Re: [PATCH] sched/topology: fix the issue groups don't span domain->span for NUMA diameter > 2

From: Valentin Schneider
Date: Tue Feb 02 2021 - 10:20:49 EST


On 01/02/21 16:38, Barry Song wrote:
> @@ -964,6 +941,12 @@ static void init_overlap_sched_group(struct sched_domain *sd,
>
> build_balance_mask(sd, sg, mask);
> cpu = cpumask_first_and(sched_group_span(sg), mask);
> + /*
> + * for the group generated by grandchild, use the sgc of 2nd cpu
> + * because the 1st cpu might be used by another sched_group
> + */
> + if (from_grandchild && cpumask_weight(mask) > 1)
> + cpu = cpumask_next_and(cpu, sched_group_span(sg), mask);
>
> sg->sgc = *per_cpu_ptr(sdd->sgc, cpu);

So you are getting a (hopefully) unique ID for this group span at this
given topology level (i.e. sd->private) but as I had stated in that list of
issues, this creates an sgc that isn't attached to the local group of any
sched_domain, and thus won't get its capacity values updated.

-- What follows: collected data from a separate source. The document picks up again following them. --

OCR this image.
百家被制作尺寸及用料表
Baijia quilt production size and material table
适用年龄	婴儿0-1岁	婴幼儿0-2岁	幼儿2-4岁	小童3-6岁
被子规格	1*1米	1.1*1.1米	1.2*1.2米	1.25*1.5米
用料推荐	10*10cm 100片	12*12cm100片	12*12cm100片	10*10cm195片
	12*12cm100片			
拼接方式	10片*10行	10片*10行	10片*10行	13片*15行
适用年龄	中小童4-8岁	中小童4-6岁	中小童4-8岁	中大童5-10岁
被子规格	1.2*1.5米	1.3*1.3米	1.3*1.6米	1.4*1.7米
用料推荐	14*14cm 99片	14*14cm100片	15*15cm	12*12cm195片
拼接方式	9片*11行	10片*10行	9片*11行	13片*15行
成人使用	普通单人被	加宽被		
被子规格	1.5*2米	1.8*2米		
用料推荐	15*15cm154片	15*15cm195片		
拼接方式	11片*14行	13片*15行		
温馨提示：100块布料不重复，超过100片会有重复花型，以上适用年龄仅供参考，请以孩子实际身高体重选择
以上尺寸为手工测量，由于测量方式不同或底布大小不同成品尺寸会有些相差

This can actually be seen via the capacity values you're getting at build
time:

> [ 0.868907] CPU0 attaching sched-domain(s):
...
> [ 0.869542] domain-2: span=0-5 level=NUMA
> [ 0.869559] groups: 0:{ span=0-3 cap=4002 }, 5:{ span=4-5 cap=2048 }
^^^^^^^^^^^^^^^^
> [ 0.871177] CPU4 attaching sched-domain(s):
...
> [ 0.871200] groups: 4:{ span=4 cap=977 }, 5:{ span=5 cap=1001 }
> [ 0.871243] domain-1: span=4-7 level=NUMA
> [ 0.871257] groups: 4:{ span=4-5 cap=1978 }, 6:{ span=6-7 cap=1968 }
^^^^^^^^^^^^^^^^

IMO what we want to do here is to hook this CPU0-domain-2-group5 to the sgc
of CPU4-domain1-group4. I've done that in the below diff - this gives us
groups with sgc's owned at lower topology levels, but this will only ever
be true for non-local groups. This has the added benefit of working with
single-CPU nodes. Briefly tested on your topology and the sunfire's (via
QEMU), and I didn't get screamed at.

Before the fun police comes and impounds my keyboard, I'd like to point out
that we could leverage this cross-level sgc referencing hack to further
change the NUMA domains and pretty much get rid of overlapping groups
(that's what I was fumbling with in [1]).

[1]: http://lore.kernel.org/r/jhjwnw11ak2.mognet@xxxxxxx

That is, rather than building overlapping groups and fixing them whenever
that breaks (distance > 2), we could have:
- the local group being the child domain's span (as always)
- all non-local NUMA groups spanning a single node each, with the right sgc
cross-referencing.

Thoughts?

--->8---
diff --git a/kernel/sched/topology.c b/kernel/sched/topology.c
index b748999c9e11..ef43abb6b1fb 100644
--- a/kernel/sched/topology.c
+++ b/kernel/sched/topology.c
@@ -932,21 +932,15 @@ build_group_from_child_sched_domain(struct sched_domain *sd, int cpu)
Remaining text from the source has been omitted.